WANT TO BE HAPPY? DON’T GO ON FACEBOOK!
OK maybe the above statement is a little rash and hysterical. There are certainly many things on Facebook that cause us to smile and laugh. I do love that video of the dog teaching the puppy how to walk down the stairs.
What I am talking about is how Facebook and all the other social media platforms that exist today can really take a toll on our self-esteem and make us second guess our lives. Most of my clients are twentysomething women and I can see how difficult it is for them to keep their sense of selves and remain confident in this social media crazed world.
One good thing about being over 40 is I didn’t have to go through my 20s with Facebook, Instagram or any social media for that matter. It is hard enough to figure out who you, what you want and what you want your life to look like. But to be simultaneously inundated with images of my friends posting pictures of themselves looking carefree, happy and without any doubt of who they are and what they want? I know it would be hard for me.
I can imagine you must have a love/hate relationship with Facebook. I do. While FB keeps us “in the know” and up to date with friends and family, it can also feel like you are dodging “look at how wonderful my life is” bullets from those you love.
So what do you do? Quit Facebook? Cancel Instagram? Close your all your social media accounts? What!?!? Just kidding...kinda.
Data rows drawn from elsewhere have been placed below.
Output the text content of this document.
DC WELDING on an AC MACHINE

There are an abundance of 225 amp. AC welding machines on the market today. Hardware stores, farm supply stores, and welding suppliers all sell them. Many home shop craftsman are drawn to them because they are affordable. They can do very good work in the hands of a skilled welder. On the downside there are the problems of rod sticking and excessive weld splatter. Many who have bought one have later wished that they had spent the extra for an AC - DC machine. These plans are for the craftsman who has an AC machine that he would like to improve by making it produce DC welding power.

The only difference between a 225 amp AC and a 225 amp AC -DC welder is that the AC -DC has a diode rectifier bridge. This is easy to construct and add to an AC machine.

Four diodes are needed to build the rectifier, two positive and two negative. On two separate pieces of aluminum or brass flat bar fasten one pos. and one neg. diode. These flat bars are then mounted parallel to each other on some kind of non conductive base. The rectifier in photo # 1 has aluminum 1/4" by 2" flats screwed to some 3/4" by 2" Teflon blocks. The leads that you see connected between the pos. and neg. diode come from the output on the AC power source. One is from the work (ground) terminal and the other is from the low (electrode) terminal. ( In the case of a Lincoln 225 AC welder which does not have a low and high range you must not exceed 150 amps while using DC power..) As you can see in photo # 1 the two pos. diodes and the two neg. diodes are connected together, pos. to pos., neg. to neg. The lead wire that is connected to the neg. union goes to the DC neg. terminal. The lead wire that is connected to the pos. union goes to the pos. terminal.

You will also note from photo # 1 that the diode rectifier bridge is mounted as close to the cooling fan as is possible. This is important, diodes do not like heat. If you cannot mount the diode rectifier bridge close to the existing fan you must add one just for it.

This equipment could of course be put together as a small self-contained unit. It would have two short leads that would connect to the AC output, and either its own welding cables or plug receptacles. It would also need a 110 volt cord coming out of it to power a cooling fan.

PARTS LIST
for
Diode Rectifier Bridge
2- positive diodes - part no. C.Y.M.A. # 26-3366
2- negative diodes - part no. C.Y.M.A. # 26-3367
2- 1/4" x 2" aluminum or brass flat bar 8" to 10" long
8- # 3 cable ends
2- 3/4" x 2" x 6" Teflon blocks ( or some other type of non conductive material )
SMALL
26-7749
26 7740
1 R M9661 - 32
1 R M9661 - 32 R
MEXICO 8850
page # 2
I know going social media “cold-turkey” is not realistic, especially if you have to use social media for work purposes. So if we can’t escape it, let’s get real about social media. Here is a quick “one, two punch” way to deal with social media overload:
1) Facebook (and all forms of social media) are all smoke and mirrors. People post pictures, videos and updates of the best moments of their lives. We post pictures of incredible meals we are eating. We don’t post pictures of going through the drive through at McDonalds. We post pictures of us looking fabulous at the latest club on a Saturday night, not when we are in our sweatpants eating a pint of Ben and Jerry’s. It’s our perpetual “first date, job interview, dinner with the in-laws” selves. It’s not real life.
Now that you are more realistic about Facebook, start to think about how to make it work for you. Facebook was created with the idea of keeping in touch with friends and family, to create communities, to share information and have a few laughs. When you are depressed do you call every single one of your friends and tell them about it? Probably not. While scanning through your news feed is not broadcasting all your problems to the world, it is inviting others – their highs and lows –into your psyche.
2) Create some social media ground rules. Don’t look when you are feeling really low, don’t look late at night, don’t look after a terrible day at work or a fight with your partner. Don’t look when you are feeling emotionally fragile. If you need a laugh or something to lift your spirits – this is not the place. Search Jimmy Fallon videos on Youtube or Google inspirational quotes.
I try to think of looking at Facebook or Instagram like reading “People” or “US Weekly.” The pictures are pretty and glossy and it is a nice escape for a while but it is not real life. I don’t read these magazines when I feel bad about something and need real encouragement to keep pushing forward. There is so much content on the Internet now. Take control of what kinds of information you take in and recognize it for what it is: a fictional account of life.